Cette proposition, relayée par la Deutsche Welle, a trouvé un écho favorable au sein de la très influente Association des enseignants allemands (DL), qui représente quelque 165 000 professeurs. « La guerre s’est déjà invitée dans les classes », reconnaît son président, Stefan Düll, qui souligne que de nombreux enseignants répondent régulièrement aux inquiétudes des élèves face aux tensions internationales.
Mais la suggestion du ministre n’a pas fait l’unanimité. Selon le Handelsblatt, elle a provoqué de vifs débats au sein de la Conférence des ministres de l’Éducation, où se dessinent les programmes scolaires. Si les partis conservateurs et les Verts ont accueilli favorablement l’idée, plusieurs représentants de la gauche et de l’extrême droite l’ont jugée anxiogène et inadaptée. Simone Oldenburg, présidente de la Conférence et membre du parti Die Linke, a dénoncé une initiative qui « méconnaît à la fois le rôle de l’école et le quotidien des enseignants ».
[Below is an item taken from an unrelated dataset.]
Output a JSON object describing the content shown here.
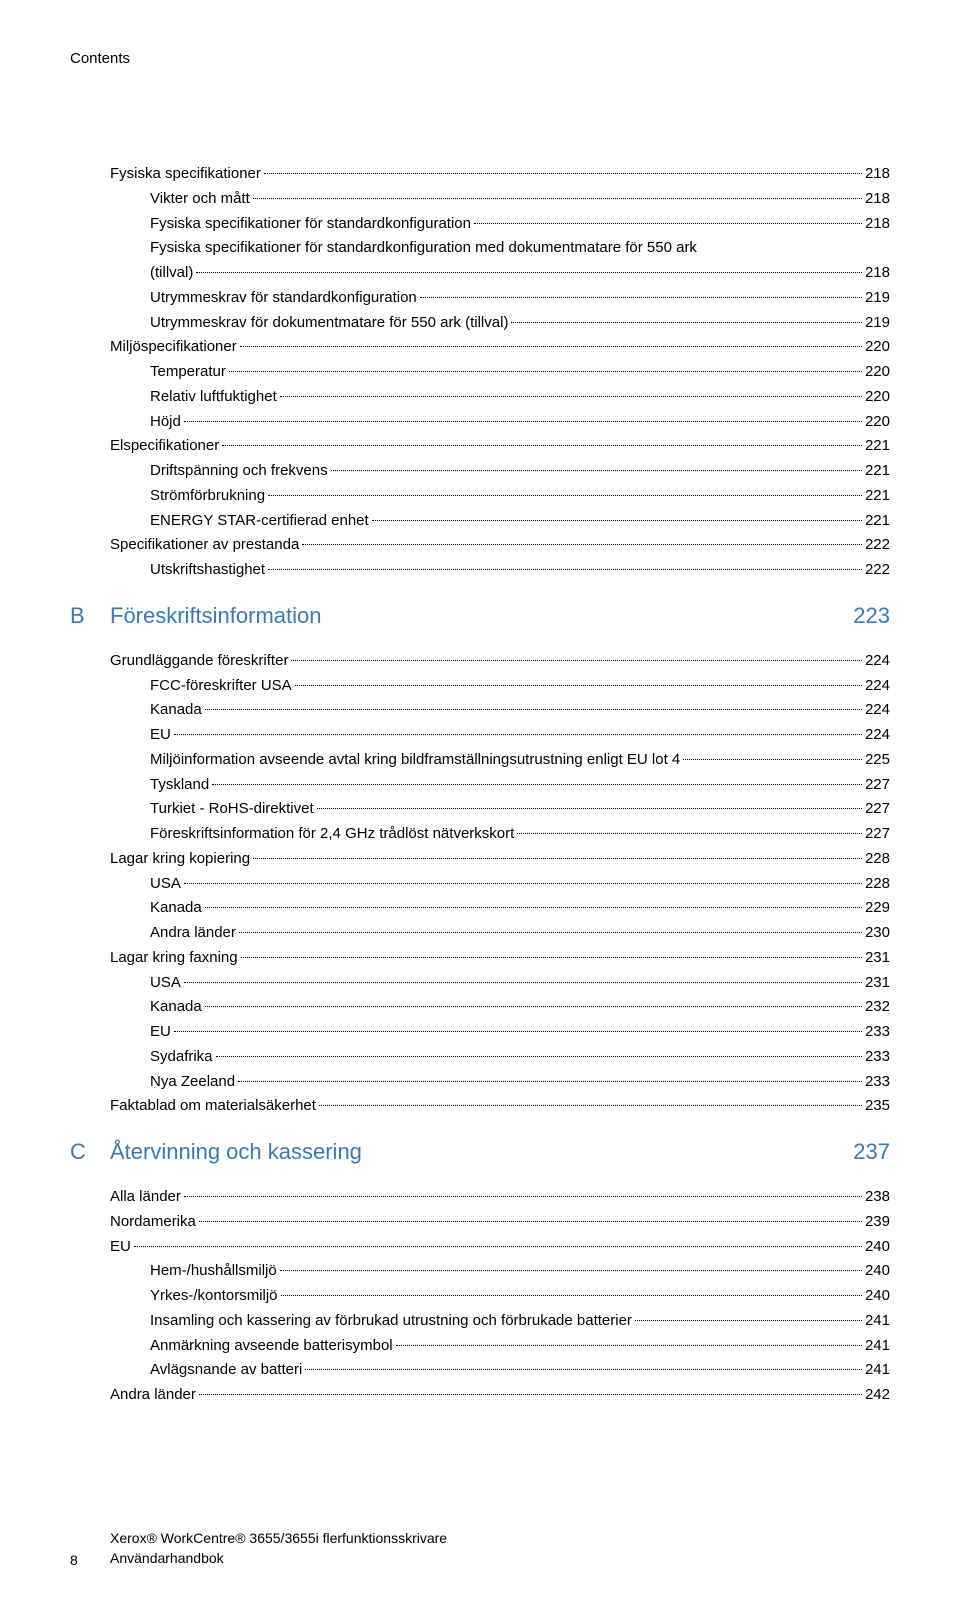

Le débat s’inscrit dans un contexte de réarmement généralisé en Allemagne. Depuis plusieurs mois, le chancelier Friedrich Merz, passé par Black Rock, le fonds de pension membre du Forum économique mondial évoque un pays « qui n’est plus en paix », après plusieurs incursions de drones non identifiés dans son espace aérien. Berlin a récemment levé certaines contraintes budgétaires pour financer une montée en puissance militaire et prépare, dès 2026, le retour du service volontaire pour les jeunes de 18 ans. À Berlin, les tramways arborent des publicités appelant à rejoindre l’armée et des couleurs camouflages.

L’Allemagne observe par ailleurs ce qui se pratique chez ses voisins. En Pologne, des sessions de maniement d’armes à feu sont déjà organisées pour les adolescents, tandis que les pays scandinaves privilégient une approche plus civique. En Finlande ou en Norvège, les élèves apprennent surtout à réagir en cas de catastrophe, à communiquer efficacement et à se protéger, sans dimension militaire explicite.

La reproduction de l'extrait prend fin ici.